Robert Mardini, le directeur général du Comité international de la Croix-Rouge, a jugé sur la chaîne publique suisse RTS qu'il était vital de donner dès maintenant "une perspective positive" aux Ukrainiens.

La Banque européenne d'investissement doit proposer la création d'un nouveau fonds pour l'Ukraine

La Banque européenne d'investissement (BEI) doit proposer la création d'un nouveau fonds pour l'Ukraine, qui pourrait atteindre 100 milliards d'euros, selon des sources informées.
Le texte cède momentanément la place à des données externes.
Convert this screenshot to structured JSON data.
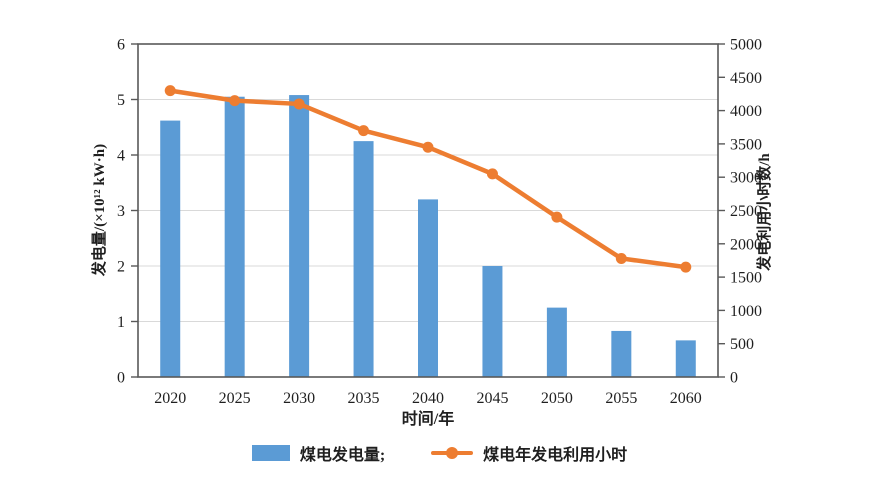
{
  "chart_data": {
    "type": "combo-bar-line",
    "categories": [
      "2020",
      "2025",
      "2030",
      "2035",
      "2040",
      "2045",
      "2050",
      "2055",
      "2060"
    ],
    "series": [
      {
        "name": "煤电发电量",
        "chart": "bar",
        "axis": "left",
        "values": [
          4.62,
          5.05,
          5.08,
          4.25,
          3.2,
          2.0,
          1.25,
          0.83,
          0.66
        ]
      },
      {
        "name": "煤电年发电利用小时",
        "chart": "line",
        "axis": "right",
        "values": [
          4300,
          4150,
          4100,
          3700,
          3450,
          3050,
          2400,
          1780,
          1650
        ]
      }
    ],
    "xlabel": "时间/年",
    "left_axis": {
      "label": "发电量/(×10¹² kW·h)",
      "min": 0,
      "max": 6,
      "step": 1
    },
    "right_axis": {
      "label": "发电利用小时数/h",
      "min": 0,
      "max": 5000,
      "step": 500
    },
    "grid": "horizontal",
    "legend_position": "bottom",
    "legend": [
      {
        "label": "煤电发电量;"
      },
      {
        "label": "煤电年发电利用小时"
      }
    ],
    "colors": {
      "bar": "#5B9BD5",
      "line": "#ED7D31",
      "gridline": "#D9D9D9",
      "frame": "#595959",
      "text": "#1f1f1f"
    }
  }
}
Et pour Denys Chmygal, les avoirs russes gelés dans les pays occidentaux sont à eux seuls évalués à 300 à 500 milliards de dollars.

"Guerre absurde"

L'Ukraine appelle par ailleurs ses alliés à faire pression sur les compagnies maritimes pour qu'elles cessent de faire du transport de marchandises pour la Russie et de l'aider à écouler ses productions. Le Zhibek Zholy, un cargo battant pavillon russe, est ainsi ancré depuis cinq jours au large de la Turquie, en mer Noire. L'Ukraine, qui accuse la Russie de voler ses récoltes de blé, affirme que le navire en transporte 7.000 tonnes obtenues illégalement. Une source diplomatique turque a affirmé mardi à l'AFP qu'une "inspection" était en cours à bord. Volodymyr Zelensky a dénoncé mardi le rôle des entreprises grecques dans l'exportation du pétrole russe.

Il a également dit "croire" que le Bélarus, un allié de Moscou, ne se laisserait pas "entraîner" dans la guerre. Une opinion partagée par Svetlana Tikhanovskaïa, cheffe de file de la dissidence bélarusse, qui "doute vraiment que les troupes bélarusses", qui sont "extrêmement démoralisées", "participent à l'invasion de l'Ukraine", une "nation amie". La guerre continue par ailleurs de peser sur l'économie européenne: l'euro a plongé mardi à son plus bas depuis fin 2002 face au dollar, s'approchant de la parité, emporté par les tensions sur l'énergie en Europe provoquées par le conflit.

La Haute-Commissaire aux droits de l'Homme de l'ONU Michelle Bachelet a fustigé le bilan civil "intolérable" du conflit (près de 5.000 civils tués confirmés, dont 335 enfants - sans doute bien en-dessous du bilan réel) et les nombreuses violations des droits humains visant la population. "Au nom de chaque victime de cette guerre absurde, les exécutions, la torture et les détentions arbitraires doivent cesser", a-t-elle lancé devant le Conseil des droits de l'Homme des Nations unies à Genève.

Le conflit a causé l'un des plus importants déplacements de population en Europe - plus de huit millions d'Ukrainiens - depuis la fin de la seconde guerre mondiale. Sur le plan militaire, des sources de sécurité occidentales évoquent 15.000 à 20.000 soldats russes tués. Les forces ukrainiennes perdent chaque jour une centaine de soldats, selon Kiev. Les autorités françaises ont confirmé mardi "la triste nouvelle" de la mort d'un second combattant français en Ukraine.